Clinical Implications

Measurement reliability is critical to enhance clinical decision-making.31 It supports that a change in a parameter represents a “true” change in the behavior. Clinicians also can use the MDC values (Table 2) to determine if changes in a measure exceed the inherent measurement variability, thus representing a “true” change.27 Other previous pupillometer models from NeurOptics have established inter-trial and inter-device reliability, supporting their use in the critical care field for the evaluation of traumatic brain injury.17 Findings from the current study generally support the use of the NO3000 to assess PLR in screening settings and research applications. The NO3000 is useful in detecting concussions because there are known changes to the pupillary light response following trauma.4 Pupillometers can increase detection, especially when clinical symptoms may be lacking, and mitigate human error.3,4 With their user-friendly and portable designs, settings beyond research labs such as sports medicine or physical therapy clinics can use this device to monitor recovery progress.3,4 However, caution is required when measuring T75 due to more sources of error. Future investigations should determine the optimal settings for this measure.

Limitations

This study has limitations. Only one setting of the light stimulus and recording period was used during data collection. Having conducted trials using different light stimulus intensities and durations could have elicited ranges that accommodate and improve the reproducibility of T75. Eye dominance in our participants was not determined, thus, the authors are unable to explain the discrepancies in T75 observed in the right eye only rather than both eyes. Only the most recent version of the model was used, making the current findings only generalizable to the NO3000. A final limitation was the use of healthy subjects, which has limited generalization to clinical populations.

CONCLUSION

The inter-rater and inter-trial reliability of the NO3000 was established. All parameters, except T75, exhibited good to excellent inter-rater and inter-trial reliability.
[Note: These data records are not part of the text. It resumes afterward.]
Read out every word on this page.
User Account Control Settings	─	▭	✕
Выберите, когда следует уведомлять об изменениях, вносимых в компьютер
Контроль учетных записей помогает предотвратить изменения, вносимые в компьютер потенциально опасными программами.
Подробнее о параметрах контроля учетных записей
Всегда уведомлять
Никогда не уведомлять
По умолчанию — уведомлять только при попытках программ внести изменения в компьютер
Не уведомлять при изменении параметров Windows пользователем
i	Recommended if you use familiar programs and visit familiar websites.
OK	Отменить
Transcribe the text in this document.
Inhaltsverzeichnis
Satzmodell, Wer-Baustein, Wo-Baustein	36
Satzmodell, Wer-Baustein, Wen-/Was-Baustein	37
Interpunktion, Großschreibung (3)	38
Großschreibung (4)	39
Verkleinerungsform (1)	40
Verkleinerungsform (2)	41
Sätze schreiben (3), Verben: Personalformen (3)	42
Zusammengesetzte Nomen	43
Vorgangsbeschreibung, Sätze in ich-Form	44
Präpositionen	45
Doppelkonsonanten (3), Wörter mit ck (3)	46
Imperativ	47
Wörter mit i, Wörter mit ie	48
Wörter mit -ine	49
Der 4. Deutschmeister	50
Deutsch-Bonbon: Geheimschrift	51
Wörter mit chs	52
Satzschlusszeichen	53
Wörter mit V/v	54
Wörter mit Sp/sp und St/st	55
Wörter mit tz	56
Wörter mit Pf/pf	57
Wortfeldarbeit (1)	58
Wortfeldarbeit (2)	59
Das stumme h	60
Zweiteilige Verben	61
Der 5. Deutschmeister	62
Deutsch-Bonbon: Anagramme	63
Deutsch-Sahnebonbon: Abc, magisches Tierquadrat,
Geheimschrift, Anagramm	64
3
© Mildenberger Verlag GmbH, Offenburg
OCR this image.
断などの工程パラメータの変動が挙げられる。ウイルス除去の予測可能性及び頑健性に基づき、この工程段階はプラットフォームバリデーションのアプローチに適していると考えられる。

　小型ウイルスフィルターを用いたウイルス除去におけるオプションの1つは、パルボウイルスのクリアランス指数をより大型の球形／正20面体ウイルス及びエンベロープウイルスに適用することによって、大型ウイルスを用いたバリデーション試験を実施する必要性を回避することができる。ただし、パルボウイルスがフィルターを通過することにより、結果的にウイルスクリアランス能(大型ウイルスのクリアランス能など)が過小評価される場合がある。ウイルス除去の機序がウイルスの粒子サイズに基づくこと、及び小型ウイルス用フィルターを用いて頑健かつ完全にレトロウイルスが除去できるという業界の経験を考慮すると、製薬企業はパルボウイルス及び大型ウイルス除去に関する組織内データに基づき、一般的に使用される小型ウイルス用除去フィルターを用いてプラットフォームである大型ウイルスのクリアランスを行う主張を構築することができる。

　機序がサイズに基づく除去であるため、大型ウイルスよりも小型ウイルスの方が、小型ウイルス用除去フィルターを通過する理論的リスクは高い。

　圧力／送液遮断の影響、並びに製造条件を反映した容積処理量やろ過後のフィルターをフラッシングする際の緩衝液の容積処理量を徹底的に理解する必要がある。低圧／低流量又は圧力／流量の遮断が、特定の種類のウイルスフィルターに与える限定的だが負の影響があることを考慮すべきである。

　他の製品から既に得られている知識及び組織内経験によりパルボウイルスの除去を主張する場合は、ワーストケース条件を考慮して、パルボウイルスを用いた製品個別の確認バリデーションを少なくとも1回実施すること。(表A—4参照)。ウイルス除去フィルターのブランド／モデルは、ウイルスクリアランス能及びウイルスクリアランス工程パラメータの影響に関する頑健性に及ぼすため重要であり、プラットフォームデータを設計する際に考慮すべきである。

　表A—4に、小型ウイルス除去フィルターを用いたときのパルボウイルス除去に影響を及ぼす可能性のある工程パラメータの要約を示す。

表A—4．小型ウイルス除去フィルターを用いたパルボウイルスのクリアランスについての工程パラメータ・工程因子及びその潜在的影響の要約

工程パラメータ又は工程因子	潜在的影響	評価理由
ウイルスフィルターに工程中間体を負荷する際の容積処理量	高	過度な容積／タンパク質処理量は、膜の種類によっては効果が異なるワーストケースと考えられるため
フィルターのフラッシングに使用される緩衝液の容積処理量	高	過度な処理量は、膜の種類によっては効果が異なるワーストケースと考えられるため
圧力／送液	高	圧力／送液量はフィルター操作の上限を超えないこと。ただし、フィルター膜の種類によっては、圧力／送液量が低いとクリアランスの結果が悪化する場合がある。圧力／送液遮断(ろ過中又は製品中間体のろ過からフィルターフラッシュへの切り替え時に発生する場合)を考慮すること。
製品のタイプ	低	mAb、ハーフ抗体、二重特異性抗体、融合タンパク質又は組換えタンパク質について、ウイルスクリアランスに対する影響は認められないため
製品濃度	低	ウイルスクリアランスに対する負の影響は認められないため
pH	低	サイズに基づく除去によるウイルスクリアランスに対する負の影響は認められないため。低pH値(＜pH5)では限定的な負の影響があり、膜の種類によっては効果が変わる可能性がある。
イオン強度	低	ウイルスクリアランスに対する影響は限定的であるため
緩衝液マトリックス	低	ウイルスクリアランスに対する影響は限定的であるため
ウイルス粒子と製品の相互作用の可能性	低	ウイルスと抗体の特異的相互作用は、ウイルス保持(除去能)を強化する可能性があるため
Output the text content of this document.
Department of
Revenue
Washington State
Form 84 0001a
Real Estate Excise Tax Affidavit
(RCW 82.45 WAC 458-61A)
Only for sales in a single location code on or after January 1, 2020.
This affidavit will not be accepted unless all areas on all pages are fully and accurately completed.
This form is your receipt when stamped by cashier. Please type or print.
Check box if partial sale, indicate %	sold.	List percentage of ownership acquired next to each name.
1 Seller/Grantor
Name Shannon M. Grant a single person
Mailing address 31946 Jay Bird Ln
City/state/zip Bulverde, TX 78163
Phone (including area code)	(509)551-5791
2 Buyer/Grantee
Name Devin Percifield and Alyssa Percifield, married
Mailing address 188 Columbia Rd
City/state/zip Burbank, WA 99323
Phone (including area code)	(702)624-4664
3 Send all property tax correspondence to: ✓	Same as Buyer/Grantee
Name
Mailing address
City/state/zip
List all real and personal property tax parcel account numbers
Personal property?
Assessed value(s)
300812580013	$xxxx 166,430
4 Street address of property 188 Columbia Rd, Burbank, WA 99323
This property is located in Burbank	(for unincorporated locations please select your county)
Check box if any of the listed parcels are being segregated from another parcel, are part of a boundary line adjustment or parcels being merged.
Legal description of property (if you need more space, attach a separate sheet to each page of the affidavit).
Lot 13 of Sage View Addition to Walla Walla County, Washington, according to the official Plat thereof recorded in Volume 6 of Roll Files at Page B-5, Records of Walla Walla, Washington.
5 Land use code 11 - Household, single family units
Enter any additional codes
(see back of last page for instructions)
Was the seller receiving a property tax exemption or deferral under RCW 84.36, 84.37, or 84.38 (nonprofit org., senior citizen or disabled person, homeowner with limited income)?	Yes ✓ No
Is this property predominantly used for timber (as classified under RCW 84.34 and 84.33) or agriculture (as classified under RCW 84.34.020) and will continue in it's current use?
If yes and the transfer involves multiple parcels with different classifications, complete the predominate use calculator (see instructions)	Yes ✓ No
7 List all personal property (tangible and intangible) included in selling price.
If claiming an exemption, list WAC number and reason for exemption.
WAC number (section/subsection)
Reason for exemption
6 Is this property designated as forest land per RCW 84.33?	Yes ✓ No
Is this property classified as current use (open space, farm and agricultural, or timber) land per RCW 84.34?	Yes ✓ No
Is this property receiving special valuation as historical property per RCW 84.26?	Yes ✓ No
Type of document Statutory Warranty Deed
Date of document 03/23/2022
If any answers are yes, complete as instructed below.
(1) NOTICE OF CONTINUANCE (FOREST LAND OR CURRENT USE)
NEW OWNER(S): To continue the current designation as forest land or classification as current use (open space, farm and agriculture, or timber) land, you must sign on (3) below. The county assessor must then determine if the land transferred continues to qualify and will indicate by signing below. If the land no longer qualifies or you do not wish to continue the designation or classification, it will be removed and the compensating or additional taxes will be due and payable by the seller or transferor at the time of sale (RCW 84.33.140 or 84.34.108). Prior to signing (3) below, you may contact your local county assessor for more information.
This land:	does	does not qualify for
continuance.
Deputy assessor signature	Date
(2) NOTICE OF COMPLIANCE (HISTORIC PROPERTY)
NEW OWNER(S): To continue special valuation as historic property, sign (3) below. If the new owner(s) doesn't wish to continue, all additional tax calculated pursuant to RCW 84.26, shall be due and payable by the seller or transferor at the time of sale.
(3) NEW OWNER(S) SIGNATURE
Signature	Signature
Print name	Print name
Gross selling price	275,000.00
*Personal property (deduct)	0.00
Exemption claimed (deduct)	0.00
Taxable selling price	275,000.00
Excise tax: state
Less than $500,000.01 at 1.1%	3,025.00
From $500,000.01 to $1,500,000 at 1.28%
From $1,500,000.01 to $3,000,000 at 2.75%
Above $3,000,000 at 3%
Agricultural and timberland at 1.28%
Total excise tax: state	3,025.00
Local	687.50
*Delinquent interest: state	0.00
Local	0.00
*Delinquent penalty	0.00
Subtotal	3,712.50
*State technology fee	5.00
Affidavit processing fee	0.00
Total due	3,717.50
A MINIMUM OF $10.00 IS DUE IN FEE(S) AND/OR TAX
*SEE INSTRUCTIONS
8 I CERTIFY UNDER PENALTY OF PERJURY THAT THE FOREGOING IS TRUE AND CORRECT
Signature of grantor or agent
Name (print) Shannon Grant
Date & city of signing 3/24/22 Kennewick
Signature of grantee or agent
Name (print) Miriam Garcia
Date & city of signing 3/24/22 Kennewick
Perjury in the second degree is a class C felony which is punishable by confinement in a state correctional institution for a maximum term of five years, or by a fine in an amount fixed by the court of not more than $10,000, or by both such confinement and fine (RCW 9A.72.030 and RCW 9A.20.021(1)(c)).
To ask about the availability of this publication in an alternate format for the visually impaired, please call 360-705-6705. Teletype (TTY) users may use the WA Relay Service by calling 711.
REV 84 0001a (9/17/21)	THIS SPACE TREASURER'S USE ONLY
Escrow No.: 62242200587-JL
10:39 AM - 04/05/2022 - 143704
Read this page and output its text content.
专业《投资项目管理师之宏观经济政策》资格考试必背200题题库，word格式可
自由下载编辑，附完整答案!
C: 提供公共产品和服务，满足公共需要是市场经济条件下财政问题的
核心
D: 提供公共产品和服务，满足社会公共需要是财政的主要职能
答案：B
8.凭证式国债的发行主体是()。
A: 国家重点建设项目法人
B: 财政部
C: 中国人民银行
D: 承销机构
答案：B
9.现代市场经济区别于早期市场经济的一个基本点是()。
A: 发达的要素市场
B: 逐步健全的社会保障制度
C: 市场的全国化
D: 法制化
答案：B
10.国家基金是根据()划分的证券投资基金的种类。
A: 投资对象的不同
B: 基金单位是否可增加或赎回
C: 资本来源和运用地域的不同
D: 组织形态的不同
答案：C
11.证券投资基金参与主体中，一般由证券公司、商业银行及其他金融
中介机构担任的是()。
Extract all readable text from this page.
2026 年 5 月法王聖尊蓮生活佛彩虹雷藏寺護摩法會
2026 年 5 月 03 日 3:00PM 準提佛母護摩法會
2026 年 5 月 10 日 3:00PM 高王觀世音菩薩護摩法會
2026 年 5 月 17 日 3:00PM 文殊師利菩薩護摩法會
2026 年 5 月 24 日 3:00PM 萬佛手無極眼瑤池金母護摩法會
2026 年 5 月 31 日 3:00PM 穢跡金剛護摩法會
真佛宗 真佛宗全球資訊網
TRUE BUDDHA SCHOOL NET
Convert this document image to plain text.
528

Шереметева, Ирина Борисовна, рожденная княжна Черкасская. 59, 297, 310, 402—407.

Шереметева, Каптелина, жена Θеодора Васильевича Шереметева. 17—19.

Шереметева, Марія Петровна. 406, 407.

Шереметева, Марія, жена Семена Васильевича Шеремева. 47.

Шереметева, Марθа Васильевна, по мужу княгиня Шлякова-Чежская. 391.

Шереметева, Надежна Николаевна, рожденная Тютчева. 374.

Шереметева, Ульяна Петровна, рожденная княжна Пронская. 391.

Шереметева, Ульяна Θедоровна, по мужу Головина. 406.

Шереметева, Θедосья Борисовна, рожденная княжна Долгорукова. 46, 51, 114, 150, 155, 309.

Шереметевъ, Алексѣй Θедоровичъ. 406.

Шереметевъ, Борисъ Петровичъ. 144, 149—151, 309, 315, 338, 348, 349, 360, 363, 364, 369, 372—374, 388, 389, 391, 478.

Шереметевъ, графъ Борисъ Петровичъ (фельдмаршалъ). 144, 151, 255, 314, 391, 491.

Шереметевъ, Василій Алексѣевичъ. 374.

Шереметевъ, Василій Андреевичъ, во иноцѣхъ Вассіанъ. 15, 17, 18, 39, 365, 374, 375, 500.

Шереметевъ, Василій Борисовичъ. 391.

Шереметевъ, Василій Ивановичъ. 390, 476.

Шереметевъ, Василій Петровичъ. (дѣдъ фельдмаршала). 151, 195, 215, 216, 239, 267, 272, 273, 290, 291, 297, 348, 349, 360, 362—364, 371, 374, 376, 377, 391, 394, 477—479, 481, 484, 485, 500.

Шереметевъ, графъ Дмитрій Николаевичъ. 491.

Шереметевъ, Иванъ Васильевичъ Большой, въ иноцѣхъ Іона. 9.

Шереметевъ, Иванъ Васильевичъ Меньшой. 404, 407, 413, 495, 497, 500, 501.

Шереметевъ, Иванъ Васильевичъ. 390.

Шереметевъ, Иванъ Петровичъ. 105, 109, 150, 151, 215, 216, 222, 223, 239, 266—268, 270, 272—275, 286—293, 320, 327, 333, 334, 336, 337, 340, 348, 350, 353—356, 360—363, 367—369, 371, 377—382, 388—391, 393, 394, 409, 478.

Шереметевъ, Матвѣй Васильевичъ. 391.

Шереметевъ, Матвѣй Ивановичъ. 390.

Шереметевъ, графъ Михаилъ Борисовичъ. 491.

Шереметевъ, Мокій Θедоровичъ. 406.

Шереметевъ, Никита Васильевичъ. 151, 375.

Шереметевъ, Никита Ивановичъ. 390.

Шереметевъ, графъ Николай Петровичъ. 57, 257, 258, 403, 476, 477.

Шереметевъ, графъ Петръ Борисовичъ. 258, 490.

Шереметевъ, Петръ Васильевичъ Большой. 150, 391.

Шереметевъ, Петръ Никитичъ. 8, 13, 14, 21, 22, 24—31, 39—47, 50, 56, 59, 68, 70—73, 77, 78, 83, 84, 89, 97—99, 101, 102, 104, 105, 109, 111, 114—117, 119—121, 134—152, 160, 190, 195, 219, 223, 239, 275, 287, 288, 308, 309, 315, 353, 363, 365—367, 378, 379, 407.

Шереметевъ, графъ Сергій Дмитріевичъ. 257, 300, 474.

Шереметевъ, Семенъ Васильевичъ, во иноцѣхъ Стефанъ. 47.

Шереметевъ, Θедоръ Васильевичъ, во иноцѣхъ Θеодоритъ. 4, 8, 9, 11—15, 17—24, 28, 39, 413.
T75 had moderate inter-rater and inter-trial reliability, which likely reflected inherent challenges when obtaining this measure. The NO3000 can be used in future pupillometry studies focused on measuring static and dynamic PLR parameters, but attention and rationale regarding the stimulus settings and environment are needed to minimize measurement error. Further investigation is needed to examine if other pupillometers can reliably measure T75 using different light stimulus intensities and durations.

Conflicts of interest

The authors report no conflicts of interest.